Non potendo sopportare oltre quella vista, la ragazza se ne andò senza finire la colazione e si precipitò in Guferia, determinata a mandare una bella lettera a sua madre. Le mani le tremavano di rabbia mentre scriveva di getto una ventina di righe velenose e piegava in quattro il piccolo foglio di pergamena, rischiando anche di perdere un dito nel momento in cui lo strinse con troppa foga attorno alla zampa dell'assonnato allocco bruno che aveva osato tirare giù dal trespolo alle otto e mezzo di domenica mattina.

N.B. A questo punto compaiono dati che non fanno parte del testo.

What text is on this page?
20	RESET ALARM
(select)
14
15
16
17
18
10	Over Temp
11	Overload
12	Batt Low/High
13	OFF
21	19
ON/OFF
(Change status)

Furibonda, la ragazza caracollò verso la Sala Comune di Corvonero, agguantò arco e frecce e si diresse verso il parco, il tutto senza smettere di succhiare l'indice sanguinante. Era talmente presa dai suoi pensieri, che non si ricordò del gradino truccato nascosto in una rampa di scale del secondo piano e vi sprofondò fino alla vita. Imprecando fra i denti, Susan tentò in tutti i modi di tirarsi fuori, ma più si agitava, più le sue gambe affondavano nella pietra.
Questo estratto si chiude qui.